I must mention that during this seven-day trip I paid much attention to captions in the local languages (and English!) on building walls, gates, and churches. I have certain limited knowledge of Serbian (it of course opens the door to Croatian, Slovenian, and other languages of the same group) and so I tried to understand what the captions say.
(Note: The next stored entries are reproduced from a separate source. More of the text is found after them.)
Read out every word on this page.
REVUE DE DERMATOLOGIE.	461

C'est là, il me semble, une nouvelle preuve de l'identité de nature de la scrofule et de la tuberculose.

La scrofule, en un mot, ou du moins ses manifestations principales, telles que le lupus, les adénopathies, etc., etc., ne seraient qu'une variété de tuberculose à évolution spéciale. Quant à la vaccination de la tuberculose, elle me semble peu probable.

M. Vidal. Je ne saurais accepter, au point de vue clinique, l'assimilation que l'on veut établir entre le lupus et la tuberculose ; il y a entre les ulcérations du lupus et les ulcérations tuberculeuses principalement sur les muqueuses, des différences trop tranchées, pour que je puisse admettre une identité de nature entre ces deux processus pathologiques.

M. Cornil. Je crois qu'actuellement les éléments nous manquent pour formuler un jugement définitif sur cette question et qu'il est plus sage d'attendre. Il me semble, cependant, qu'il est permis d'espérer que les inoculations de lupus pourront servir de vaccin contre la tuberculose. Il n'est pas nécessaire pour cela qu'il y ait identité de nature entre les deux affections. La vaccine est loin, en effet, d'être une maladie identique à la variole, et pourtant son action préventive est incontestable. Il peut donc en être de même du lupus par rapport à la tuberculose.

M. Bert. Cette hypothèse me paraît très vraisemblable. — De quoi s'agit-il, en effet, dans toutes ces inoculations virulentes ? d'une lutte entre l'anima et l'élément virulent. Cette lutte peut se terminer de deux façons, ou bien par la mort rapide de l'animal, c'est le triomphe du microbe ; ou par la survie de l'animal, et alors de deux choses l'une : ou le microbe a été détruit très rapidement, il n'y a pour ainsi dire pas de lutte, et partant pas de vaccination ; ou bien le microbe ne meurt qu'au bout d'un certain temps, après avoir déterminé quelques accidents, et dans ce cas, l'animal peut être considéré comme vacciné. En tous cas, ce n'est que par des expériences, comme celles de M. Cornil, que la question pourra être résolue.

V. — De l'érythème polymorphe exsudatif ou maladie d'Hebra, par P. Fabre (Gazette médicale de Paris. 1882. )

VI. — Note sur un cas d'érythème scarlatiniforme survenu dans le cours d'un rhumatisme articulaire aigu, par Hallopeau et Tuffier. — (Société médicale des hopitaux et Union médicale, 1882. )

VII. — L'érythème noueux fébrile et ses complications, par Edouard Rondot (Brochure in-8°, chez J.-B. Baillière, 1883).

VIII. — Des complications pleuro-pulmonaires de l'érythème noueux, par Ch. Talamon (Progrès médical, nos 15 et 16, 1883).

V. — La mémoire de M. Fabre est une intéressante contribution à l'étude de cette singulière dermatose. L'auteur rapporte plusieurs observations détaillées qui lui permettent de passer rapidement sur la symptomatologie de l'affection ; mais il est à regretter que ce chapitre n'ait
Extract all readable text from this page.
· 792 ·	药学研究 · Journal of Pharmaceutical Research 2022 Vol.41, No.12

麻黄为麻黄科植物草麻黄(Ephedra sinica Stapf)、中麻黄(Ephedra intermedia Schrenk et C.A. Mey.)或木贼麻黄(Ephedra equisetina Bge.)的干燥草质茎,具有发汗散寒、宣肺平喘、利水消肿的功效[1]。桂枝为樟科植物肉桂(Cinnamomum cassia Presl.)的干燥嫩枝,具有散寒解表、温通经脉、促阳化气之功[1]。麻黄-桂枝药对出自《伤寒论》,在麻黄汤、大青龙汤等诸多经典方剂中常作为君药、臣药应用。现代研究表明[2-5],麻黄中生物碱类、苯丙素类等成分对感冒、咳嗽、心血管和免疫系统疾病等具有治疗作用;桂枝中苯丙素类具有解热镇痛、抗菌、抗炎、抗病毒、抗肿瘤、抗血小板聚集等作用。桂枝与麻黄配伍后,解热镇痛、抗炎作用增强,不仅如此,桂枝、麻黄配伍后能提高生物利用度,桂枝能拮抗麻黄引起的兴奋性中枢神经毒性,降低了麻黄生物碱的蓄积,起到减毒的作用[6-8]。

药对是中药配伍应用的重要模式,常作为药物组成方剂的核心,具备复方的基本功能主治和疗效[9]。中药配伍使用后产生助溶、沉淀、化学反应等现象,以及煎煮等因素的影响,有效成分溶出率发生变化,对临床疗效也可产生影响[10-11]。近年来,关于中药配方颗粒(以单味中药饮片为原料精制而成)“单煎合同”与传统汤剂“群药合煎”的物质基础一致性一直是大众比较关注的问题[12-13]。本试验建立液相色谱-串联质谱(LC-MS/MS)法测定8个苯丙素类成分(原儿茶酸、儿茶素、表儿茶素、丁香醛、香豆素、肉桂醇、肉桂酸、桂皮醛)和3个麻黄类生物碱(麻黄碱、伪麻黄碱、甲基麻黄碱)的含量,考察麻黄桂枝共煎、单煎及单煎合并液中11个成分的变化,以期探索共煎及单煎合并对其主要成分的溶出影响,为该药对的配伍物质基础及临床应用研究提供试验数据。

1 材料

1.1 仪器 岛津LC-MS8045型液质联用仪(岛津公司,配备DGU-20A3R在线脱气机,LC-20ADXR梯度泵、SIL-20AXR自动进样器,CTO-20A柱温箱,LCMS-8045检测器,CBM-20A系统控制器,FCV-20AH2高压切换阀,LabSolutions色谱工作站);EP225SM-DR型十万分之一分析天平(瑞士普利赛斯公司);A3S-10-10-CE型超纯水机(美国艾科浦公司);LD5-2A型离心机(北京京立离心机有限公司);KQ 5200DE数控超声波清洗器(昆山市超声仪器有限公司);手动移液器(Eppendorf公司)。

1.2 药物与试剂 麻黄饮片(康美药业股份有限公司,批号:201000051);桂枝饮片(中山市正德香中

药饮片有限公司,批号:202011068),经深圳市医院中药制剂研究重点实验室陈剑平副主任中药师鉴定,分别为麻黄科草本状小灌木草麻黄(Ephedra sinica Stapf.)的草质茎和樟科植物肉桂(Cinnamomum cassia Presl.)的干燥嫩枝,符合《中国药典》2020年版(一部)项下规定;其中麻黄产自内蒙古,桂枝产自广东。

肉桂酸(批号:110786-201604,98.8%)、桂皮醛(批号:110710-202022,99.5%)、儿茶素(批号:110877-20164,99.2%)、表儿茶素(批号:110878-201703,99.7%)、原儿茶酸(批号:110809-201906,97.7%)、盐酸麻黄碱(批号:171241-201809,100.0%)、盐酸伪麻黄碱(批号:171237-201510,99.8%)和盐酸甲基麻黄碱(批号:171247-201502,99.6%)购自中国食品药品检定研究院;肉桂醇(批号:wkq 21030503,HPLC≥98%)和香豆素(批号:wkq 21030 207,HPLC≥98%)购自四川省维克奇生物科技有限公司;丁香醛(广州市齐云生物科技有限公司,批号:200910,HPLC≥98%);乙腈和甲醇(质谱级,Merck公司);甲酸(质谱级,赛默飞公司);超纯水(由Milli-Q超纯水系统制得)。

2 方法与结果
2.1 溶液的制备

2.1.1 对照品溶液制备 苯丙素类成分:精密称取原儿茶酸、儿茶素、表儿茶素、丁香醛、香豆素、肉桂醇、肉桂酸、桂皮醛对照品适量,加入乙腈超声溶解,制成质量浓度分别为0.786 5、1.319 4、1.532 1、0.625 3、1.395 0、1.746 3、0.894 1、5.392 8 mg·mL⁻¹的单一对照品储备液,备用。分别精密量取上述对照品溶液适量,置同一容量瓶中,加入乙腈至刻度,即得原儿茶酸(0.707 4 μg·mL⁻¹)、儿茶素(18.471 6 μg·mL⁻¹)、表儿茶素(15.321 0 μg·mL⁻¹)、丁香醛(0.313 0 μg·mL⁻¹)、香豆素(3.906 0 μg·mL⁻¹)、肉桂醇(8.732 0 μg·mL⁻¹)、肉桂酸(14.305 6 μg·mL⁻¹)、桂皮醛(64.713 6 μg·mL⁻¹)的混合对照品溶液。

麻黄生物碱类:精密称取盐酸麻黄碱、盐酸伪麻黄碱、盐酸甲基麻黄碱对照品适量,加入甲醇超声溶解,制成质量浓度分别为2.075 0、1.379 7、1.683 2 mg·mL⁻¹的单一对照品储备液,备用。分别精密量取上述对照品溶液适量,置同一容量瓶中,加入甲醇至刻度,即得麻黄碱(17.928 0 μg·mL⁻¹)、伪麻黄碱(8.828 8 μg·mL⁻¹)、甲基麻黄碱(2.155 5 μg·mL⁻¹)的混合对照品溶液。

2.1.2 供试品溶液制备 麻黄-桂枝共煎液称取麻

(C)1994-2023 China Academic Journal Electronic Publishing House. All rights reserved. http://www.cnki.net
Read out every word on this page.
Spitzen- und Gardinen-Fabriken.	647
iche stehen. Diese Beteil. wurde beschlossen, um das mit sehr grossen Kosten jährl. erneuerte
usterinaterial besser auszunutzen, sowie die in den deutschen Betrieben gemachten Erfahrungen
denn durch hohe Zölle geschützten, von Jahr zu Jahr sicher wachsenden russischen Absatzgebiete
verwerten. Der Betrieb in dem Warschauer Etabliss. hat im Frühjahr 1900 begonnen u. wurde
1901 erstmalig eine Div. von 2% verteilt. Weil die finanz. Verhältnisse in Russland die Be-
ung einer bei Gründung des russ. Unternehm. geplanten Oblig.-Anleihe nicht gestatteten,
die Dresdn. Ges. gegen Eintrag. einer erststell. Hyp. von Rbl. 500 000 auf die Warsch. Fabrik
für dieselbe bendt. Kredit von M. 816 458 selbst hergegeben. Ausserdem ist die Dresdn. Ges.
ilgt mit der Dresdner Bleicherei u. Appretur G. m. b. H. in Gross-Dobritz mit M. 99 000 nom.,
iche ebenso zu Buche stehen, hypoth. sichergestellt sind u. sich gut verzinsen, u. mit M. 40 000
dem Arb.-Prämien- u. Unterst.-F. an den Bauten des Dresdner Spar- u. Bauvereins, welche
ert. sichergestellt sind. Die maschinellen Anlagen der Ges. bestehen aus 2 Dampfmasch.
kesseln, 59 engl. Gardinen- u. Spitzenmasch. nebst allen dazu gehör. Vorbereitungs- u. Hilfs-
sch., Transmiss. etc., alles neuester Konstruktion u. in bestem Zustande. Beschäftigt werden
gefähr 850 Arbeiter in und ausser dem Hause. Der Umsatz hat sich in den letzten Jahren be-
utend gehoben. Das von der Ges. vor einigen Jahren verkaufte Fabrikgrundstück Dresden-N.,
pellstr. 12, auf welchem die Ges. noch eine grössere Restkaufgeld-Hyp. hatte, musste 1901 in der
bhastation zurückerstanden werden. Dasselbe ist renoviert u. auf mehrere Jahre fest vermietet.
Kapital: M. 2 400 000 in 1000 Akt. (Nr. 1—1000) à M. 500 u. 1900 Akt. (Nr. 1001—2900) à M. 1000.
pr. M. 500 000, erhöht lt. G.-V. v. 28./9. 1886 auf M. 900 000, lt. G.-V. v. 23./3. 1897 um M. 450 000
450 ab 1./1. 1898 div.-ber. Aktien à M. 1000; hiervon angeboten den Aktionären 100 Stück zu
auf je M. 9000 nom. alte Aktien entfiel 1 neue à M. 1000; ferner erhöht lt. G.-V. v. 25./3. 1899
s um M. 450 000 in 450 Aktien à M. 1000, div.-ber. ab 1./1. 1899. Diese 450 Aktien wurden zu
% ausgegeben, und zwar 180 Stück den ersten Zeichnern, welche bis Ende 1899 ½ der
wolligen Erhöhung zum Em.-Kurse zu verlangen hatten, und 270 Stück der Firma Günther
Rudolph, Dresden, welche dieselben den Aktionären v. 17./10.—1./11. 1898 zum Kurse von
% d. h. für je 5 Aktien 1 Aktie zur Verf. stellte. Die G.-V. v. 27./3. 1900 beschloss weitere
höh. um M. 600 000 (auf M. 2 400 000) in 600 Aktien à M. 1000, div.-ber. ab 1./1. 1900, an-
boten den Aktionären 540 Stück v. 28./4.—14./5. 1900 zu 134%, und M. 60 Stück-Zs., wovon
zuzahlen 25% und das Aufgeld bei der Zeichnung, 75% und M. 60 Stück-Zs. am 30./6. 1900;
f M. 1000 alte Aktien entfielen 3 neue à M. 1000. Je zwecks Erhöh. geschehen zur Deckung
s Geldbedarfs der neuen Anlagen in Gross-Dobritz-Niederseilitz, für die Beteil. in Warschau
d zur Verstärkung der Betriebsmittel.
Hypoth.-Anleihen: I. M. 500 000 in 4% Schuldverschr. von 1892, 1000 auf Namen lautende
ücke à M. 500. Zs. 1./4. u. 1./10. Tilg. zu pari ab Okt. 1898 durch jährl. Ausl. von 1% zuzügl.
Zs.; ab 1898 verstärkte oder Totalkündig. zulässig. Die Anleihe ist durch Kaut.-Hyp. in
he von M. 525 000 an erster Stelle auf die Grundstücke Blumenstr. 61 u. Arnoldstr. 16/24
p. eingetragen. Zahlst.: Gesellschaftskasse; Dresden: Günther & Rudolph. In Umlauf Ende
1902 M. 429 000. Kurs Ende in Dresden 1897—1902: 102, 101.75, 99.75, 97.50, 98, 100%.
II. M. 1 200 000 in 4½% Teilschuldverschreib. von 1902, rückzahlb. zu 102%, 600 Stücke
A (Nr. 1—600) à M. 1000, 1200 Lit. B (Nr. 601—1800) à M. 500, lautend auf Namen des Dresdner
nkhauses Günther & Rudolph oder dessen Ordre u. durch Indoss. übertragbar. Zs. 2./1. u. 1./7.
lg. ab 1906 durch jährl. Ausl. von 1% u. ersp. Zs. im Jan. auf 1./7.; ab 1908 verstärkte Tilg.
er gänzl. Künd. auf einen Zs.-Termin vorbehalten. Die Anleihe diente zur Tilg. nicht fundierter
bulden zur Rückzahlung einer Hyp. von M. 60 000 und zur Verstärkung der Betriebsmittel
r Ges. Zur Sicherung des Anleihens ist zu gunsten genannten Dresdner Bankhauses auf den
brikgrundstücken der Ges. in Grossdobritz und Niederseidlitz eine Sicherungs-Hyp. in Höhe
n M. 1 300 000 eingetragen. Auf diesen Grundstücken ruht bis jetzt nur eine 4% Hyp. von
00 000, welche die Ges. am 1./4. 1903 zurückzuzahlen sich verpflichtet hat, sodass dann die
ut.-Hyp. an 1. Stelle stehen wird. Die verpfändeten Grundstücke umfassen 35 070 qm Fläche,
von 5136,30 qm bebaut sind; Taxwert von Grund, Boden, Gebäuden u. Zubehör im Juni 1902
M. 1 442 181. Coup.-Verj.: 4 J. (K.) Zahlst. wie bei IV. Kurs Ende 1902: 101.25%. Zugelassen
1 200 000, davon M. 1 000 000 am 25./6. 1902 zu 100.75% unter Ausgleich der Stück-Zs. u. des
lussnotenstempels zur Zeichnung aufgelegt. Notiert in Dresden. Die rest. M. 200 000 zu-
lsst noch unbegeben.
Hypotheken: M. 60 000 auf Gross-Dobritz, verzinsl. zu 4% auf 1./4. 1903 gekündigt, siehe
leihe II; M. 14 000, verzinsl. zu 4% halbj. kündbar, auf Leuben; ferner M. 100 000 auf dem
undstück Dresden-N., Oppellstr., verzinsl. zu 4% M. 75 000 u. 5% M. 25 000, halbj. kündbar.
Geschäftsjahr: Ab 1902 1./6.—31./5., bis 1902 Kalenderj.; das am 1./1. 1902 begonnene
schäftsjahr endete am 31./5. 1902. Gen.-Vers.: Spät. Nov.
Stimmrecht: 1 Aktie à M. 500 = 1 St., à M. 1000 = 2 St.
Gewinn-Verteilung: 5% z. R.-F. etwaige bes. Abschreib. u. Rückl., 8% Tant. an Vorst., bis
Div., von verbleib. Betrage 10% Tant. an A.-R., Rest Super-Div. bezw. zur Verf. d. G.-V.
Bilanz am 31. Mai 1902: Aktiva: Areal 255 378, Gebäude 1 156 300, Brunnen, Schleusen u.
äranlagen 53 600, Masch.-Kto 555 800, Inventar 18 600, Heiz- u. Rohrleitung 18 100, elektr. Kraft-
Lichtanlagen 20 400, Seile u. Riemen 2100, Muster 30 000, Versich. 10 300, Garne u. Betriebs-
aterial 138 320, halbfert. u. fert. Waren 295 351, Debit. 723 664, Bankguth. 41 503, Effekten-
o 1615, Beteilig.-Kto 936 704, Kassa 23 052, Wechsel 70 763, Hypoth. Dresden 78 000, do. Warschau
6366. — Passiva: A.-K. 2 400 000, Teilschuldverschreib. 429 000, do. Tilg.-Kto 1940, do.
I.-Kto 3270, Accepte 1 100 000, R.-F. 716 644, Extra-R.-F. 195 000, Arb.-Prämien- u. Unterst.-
I have no knowledge of Hungarian, unfortunately.
I then needed to find the Varazdin Castle (read about it while preparing for the journey). As I had no map I had, first, to recall the image of the map seen on the previous day, and second, to follow the sign posts for drivers showing the direction. I walked a lot, crossed a large square, saw a couple more churches, and even came to the city’s bus station, and then found myself at the very street where I began. However, I persisted in following the sign posts and finally found the castle. It was white with brown roof tiles in a surrounding of green hills and bushes, and beautiful. Varazdin Castle was built in the XIV-XVI centuries.
After the castle
I hurried back to the station. I bought a ticket and waited for about an hour. The train journey was anything but boring: I was enjoying the scenery during the whole three hours of it. I was alone in the compartment and even managed to fall asleep for a while.
When I returned to the hostel (it was about 3 PM) I worked with my translations for a while, and then at about 6 I went out in search of food products (I bought them at a supermarket and also at a small shop in the old part) and had a nice walk. What I saw in the evening is described in the entry about Zagreb.